Le Printemps des Poètes fêtait cette année ses 25 ans, sous le thème de la Grâce…. Après les remous, une saison qui a été marquée par des milliers d’évènements, d’actions, de rencontres, d’ateliers, de spectacles… L’occasion, alors que nous glissons vers l’été, de revenir sur deux ouvrages tout de poésie qui ont en commun de dire le monde, le décrire dans toute sa grâce pour le premier, le nommer avec grâce dans le deuxième.
Si tu regardes longtemps la terre, de Jean-Pierre Siméon, ill. Laurent Corvaisier, Ed. Rue du Monde
De courts poèmes, parfois juste une phrase, car « Les mots sont des yeux pour lire le livre du monde ». Siméon a cette grâce, cette élégance simple qui fait sens pour tous. Comme une succession de petites maximes qui donnent à voir ses propres émotions à travers le spectacle du monde, ses poésies nous ouvrent les yeux sur notre imaginaire et nos relations à la beauté et aux autres. Les gouaches colorées de Laurent Corvaisier créent autant de fenêtres sur la nature et parfois la ville pour accompagner ces mots. Ainsi, sur la double page où on lit :« Par mauvais temps, fais comme l’arc-en-ciel, invente tes couleurs », un paysage en 5 cases distinctes qui permettent à l’œil de se concentrer sur des détails tout en appréciant l’ensemble, avec un camaïeu de bleus et de verts dans lequel se détachent des aplats roses, oranges et jaunes, dessinant des collines, des murs peut-être, les berges d’un lac, la blancheur de montagnes comme éclairée par un soleil couchant. « Toute beauté est un lieu qui réchauffe » trouve-t-on plus loin. Un album donc qui réchauffe et émerveille. Un livre aussi pour s’apaiser : « On ne peut pas avoir d‘ami si on est en guerre avec soi-même. Sois d’abord ton ami ». Pour finir, et sans en dire trop : « Si tu regardes longtemps la terre, arbres, vent, soleil et rivières couleront dans tes veines. » Et si tu regardes longtemps ce livre, c’est la poésie et les couleurs qui couleront longtemps dans tes veines !

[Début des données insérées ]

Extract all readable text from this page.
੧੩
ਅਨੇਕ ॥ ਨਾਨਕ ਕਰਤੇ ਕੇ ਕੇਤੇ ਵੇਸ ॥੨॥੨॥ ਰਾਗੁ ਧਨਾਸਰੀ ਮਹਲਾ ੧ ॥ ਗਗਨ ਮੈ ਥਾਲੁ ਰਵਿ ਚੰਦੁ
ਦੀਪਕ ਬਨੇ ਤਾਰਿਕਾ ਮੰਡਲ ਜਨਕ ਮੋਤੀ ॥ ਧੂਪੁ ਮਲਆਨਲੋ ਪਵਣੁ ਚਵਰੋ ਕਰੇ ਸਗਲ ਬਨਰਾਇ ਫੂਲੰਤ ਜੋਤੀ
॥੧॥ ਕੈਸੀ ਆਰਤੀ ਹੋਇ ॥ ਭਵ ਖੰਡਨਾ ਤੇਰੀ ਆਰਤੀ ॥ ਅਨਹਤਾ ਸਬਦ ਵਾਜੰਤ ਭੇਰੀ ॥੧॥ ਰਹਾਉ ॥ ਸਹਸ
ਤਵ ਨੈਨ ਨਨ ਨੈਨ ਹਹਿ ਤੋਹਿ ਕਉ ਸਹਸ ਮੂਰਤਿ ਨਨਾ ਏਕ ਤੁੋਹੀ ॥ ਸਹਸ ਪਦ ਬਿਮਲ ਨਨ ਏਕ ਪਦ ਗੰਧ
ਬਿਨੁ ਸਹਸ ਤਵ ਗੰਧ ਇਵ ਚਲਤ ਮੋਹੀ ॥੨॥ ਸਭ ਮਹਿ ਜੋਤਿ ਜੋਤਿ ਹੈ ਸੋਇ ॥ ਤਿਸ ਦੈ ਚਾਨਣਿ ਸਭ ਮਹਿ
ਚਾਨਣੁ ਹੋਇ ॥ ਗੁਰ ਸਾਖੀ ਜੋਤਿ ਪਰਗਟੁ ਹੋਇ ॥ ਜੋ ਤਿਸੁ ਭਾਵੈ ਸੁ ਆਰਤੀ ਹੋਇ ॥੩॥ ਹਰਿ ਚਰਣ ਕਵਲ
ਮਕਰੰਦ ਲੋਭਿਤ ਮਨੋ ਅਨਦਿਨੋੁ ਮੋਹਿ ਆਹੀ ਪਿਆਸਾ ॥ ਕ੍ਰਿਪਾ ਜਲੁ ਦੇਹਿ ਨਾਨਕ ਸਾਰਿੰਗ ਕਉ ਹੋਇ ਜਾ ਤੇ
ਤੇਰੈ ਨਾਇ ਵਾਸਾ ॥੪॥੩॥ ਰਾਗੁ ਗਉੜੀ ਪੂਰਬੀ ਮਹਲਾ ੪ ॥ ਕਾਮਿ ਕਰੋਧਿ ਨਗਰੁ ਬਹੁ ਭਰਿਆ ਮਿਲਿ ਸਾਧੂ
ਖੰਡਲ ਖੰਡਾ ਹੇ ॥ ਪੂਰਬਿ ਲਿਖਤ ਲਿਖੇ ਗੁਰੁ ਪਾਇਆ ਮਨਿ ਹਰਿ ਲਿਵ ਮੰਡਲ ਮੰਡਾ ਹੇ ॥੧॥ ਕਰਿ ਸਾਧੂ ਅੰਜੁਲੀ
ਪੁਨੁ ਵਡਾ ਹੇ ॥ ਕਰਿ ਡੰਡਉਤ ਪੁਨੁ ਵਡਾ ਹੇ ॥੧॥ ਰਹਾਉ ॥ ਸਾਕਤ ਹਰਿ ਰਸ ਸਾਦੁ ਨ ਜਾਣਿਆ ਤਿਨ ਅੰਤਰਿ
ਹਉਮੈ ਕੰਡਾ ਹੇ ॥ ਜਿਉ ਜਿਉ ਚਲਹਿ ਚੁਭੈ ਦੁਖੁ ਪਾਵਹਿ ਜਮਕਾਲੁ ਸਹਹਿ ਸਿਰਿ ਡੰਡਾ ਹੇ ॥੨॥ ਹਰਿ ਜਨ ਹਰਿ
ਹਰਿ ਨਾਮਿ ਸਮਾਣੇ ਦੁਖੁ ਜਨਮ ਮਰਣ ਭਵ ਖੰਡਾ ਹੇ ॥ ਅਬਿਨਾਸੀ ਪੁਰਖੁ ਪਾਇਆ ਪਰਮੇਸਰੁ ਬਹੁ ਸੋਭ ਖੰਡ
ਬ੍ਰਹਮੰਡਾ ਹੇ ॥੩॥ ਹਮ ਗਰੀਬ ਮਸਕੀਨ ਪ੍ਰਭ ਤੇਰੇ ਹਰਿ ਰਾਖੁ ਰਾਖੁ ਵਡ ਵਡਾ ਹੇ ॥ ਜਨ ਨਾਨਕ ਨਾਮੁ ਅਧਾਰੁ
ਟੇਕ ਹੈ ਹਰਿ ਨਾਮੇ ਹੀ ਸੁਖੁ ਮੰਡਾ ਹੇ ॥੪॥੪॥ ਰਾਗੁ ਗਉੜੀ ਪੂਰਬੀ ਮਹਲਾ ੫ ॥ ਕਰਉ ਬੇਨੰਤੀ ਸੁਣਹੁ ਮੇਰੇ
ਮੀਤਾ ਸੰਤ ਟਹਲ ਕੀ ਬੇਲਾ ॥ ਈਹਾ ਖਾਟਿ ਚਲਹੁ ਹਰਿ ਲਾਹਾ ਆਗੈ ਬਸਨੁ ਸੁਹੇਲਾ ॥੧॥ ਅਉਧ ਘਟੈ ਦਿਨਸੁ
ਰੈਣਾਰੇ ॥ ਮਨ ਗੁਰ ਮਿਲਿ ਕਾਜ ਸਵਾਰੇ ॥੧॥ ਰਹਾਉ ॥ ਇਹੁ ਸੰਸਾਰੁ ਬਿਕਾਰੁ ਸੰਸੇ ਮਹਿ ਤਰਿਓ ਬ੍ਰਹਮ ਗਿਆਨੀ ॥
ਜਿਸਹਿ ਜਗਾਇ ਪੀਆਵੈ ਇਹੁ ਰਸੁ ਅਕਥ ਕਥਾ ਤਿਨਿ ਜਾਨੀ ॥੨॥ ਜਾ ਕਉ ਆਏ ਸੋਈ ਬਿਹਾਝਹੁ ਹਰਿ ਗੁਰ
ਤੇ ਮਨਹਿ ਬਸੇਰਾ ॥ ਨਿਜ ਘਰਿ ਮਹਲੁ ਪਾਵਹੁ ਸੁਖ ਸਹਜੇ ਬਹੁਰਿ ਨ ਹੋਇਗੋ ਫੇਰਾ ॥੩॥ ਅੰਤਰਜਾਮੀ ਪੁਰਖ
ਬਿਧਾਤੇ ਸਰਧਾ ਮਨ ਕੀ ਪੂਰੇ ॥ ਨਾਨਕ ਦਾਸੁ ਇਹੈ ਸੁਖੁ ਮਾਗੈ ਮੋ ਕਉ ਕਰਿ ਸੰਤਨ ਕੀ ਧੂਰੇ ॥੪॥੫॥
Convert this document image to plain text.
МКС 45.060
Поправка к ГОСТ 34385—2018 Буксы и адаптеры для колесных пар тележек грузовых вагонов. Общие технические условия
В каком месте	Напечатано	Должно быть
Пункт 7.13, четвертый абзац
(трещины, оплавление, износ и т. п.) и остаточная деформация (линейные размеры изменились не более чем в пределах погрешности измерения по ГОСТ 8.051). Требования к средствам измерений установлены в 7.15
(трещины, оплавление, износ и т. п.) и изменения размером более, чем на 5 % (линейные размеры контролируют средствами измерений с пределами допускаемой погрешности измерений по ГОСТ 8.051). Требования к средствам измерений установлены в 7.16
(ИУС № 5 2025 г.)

L’imagier, d’Emilie Chazerand, ill.Anna Wanda Gogusey, Ed. La ville qui brûle
Un imagier pour montrer le monde « mais à notre manière » comme dit l’illustratrice ! Un imagier qui détourne les codes du genre pour dire le monde et le comprendre, pas seulement nommer des êtres ou des objets. Un monde dans lequel on peut être en colère, où l’on manifeste pour défendre ses droits, où une femme peut avoir du poil aux pattes, où les parents prennent l’apéro, où les familles sont diverses… Un imagier qui fait passer avec humour et tendresse des messages importants pour l’enfant qui construit sa représentation du monde. Car il ne se contente pas de nommer, tel un dictionnaire chaque mot a sa définition. « Baiser : câlin de la bouche sur la joue, le front, le nez de quelqu’un si ce quelqu’un le veut bien ». Autant informer les tout-petits du droit au consentement ! Pour information, le smartphone est un « outil qui remplace le cerveau des adultes », et la crèche un « endroit où on apprend l’autre ». La mise en regard de deux mots est particulièrement savoureuse. « Soleil : sourire chaud du ciel. Pluie : larmes des nuages », dormir et rêver, grandir et vieillir… On vous laisse découvrir ! Une grande poésie se dégage de ces choix, de ce regard sur le monde et de ce que l’auteur choisit d’expliquer aux enfants. Rien d’édulcoré, la rumeur du monde arrive entre les mains des tout-petits avec humour et finesse. Une version moderne et dépoussiérée de l’imagier, avec un rapport texte-image savoureux… Un imagier qui vient de recevoir le prix Sorcière 2024 dans la catégorie Sorcières non-fiction.